Mikel Azurmendi*
Inmigrar para vivir en democracia1
Notas
Desde mi experiencia en el Poniente almeriense he advertido
que el inmigrante porta consigo dos handicaps cuando llega a esta tierra de
agricultura intensiva. Primeramente, no viene de una cultura de trabajo, al
menos no de la en exceso habitual entre sus patronos agricultores, también
inmigrados en otra época a esta tierra
Desde La Alpujarra, sin nada más que su fuerza y su ánimo.

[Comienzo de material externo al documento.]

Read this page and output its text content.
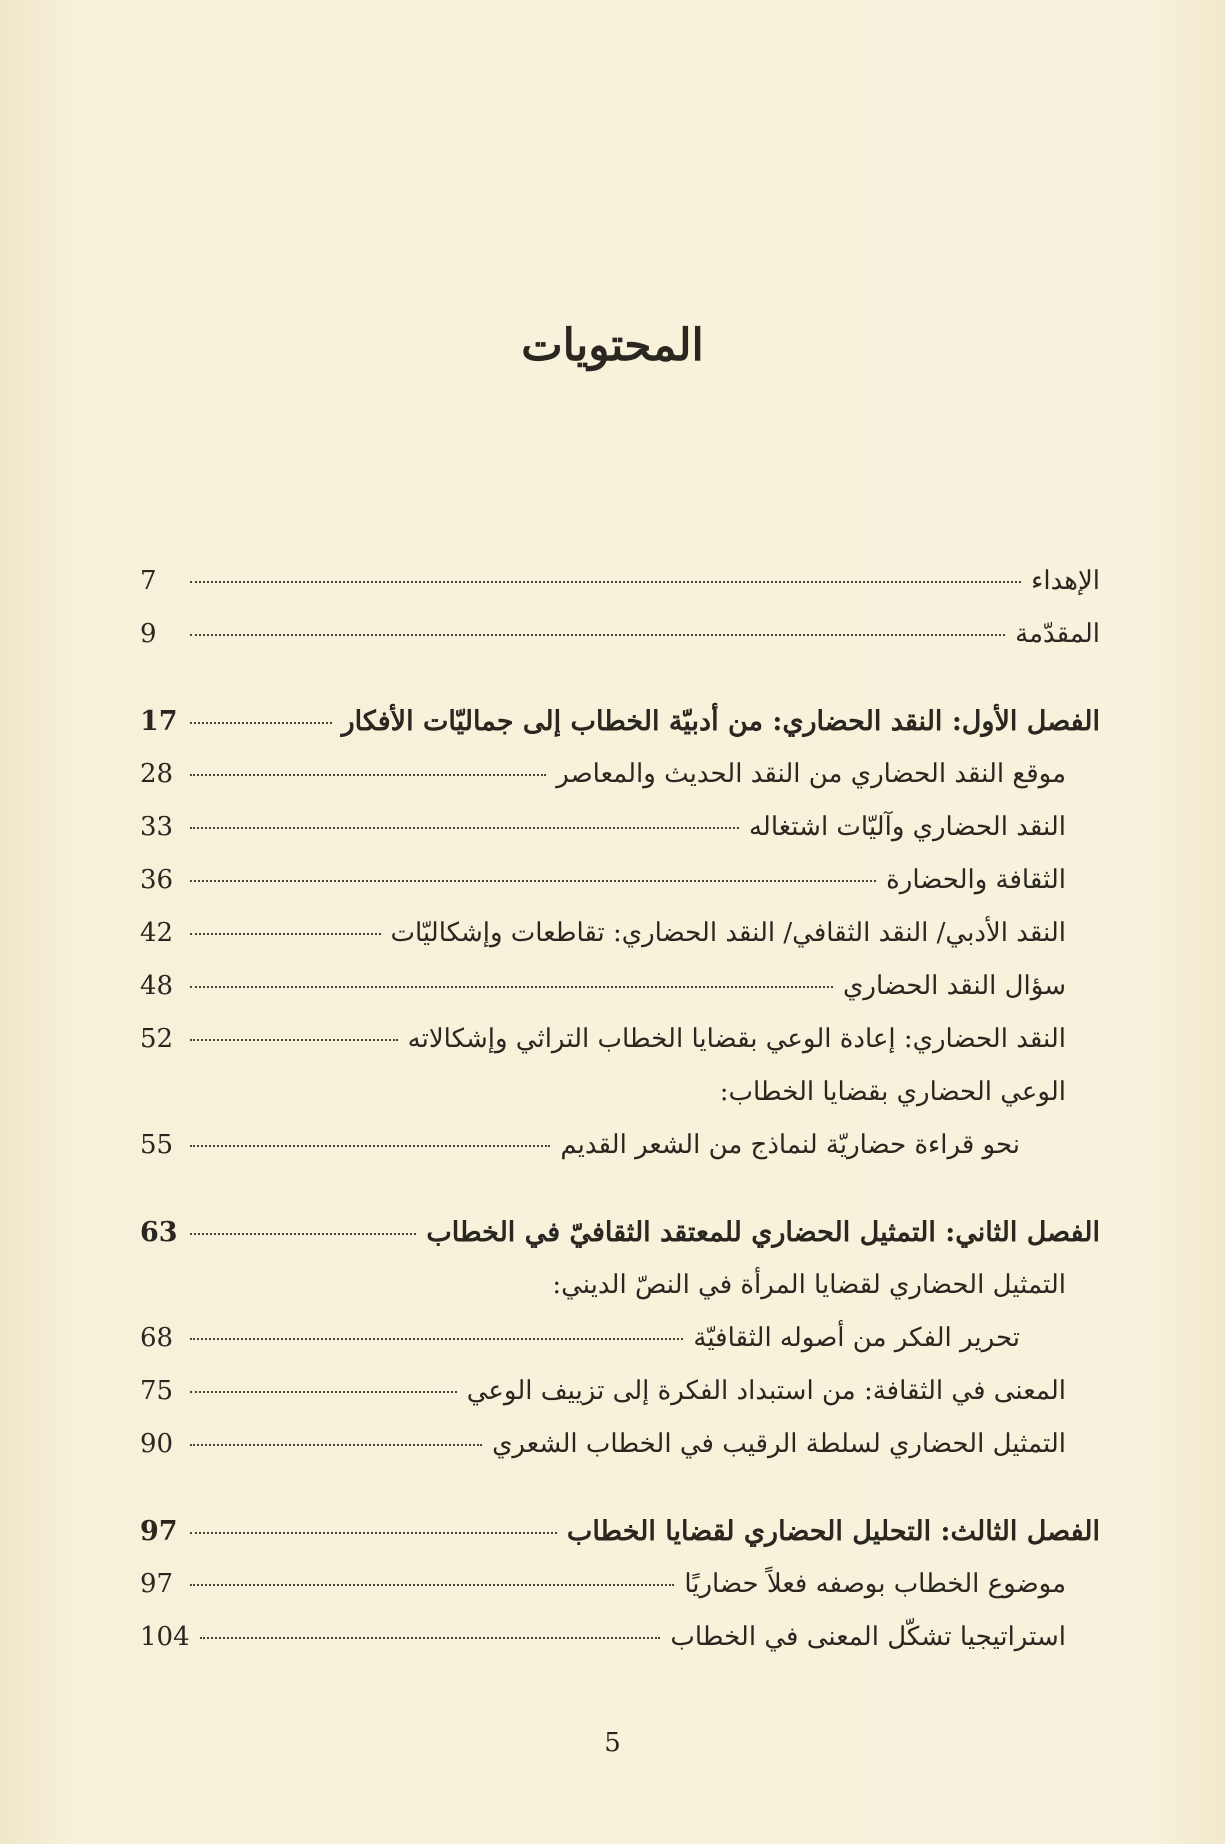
المحتويات
الإهداء
7
المقدّمة
9
الفصل الأول: النقد الحضاري: من أدبيّة الخطاب إلى جماليّات الأفكار
17
موقع النقد الحضاري من النقد الحديث والمعاصر
28
النقد الحضاري وآليّات اشتغاله
33
الثقافة والحضارة
36
النقد الأدبي/ النقد الثقافي/ النقد الحضاري: تقاطعات وإشكاليّات
42
سؤال النقد الحضاري
48
النقد الحضاري: إعادة الوعي بقضايا الخطاب التراثي وإشكالاته
52
الوعي الحضاري بقضايا الخطاب:
نحو قراءة حضاريّة لنماذج من الشعر القديم
55
الفصل الثاني: التمثيل الحضاري للمعتقد الثقافيّ في الخطاب
63
التمثيل الحضاري لقضايا المرأة في النصّ الديني:
تحرير الفكر من أصوله الثقافيّة
68
المعنى في الثقافة: من استبداد الفكرة إلى تزييف الوعي
75
التمثيل الحضاري لسلطة الرقيب في الخطاب الشعري
90
الفصل الثالث: التحليل الحضاري لقضايا الخطاب
97
موضوع الخطاب بوصفه فعلاً حضاريًا
97
استراتيجيا تشكّل المعنى في الخطاب
104
5
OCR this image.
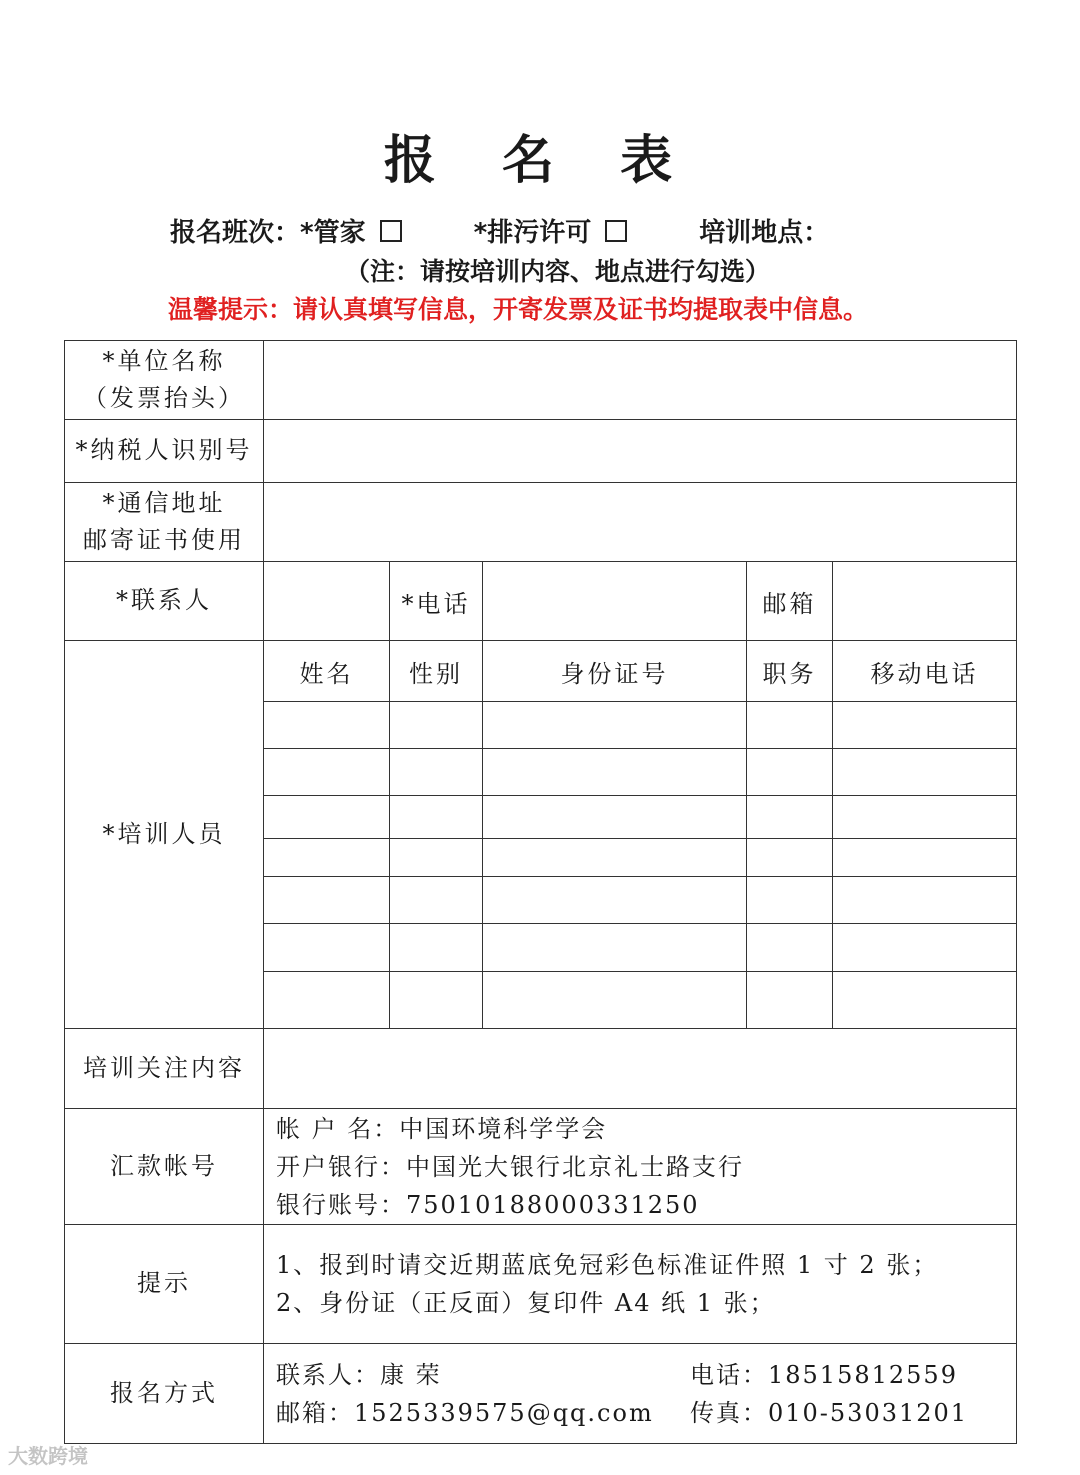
报 名 表
报名班次：*管家	*排污许可	培训地点：
（注：请按培训内容、地点进行勾选）
温馨提示：请认真填写信息，开寄发票及证书均提取表中信息。
*单位名称
（发票抬头）					

*纳税人识别号					

*通信地址
邮寄证书使用					

*联系人		*电话		邮箱	
*培训人员	姓名	性别	身份证号	职务	移动电话

培训关注内容					
汇款帐号	帐 户 名：中国环境科学学会
开户银行：中国光大银行北京礼士路支行
银行账号：75010188000331250				

提示	1、报到时请交近期蓝底免冠彩色标准证件照 1 寸 2 张；
2、身份证（正反面）复印件 A4 纸 1 张；				

报名方式	联系人：康 荣 电话：18515812559
邮箱：1525339575@qq.com 传真：010-53031201				
大数跨境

Y,
además, llega el inmigrante en un momento en que él, por mucho
que trate de hacerse de esa cultura de trabajo, jamás logrará
lo que logró el agricultor, hacerse con un lote de tierra. Y esta imposibilidad
suya de salir para adelante como salió su patrón complica la relación
entre ambos, porque al recién llegado se le exige ser uno más
del campo, uno de los que trabajen como el patrón, pero sin poder estar
nunca incentivado por la misma motivación que empujó al patrón.
Motivación que le empujaba a trabajar aquí de sol a sol, a él
con su consorte, a meterse luego en una enorme hipoteca y a seguir trabajando
con toda su prole hasta muy recientemente.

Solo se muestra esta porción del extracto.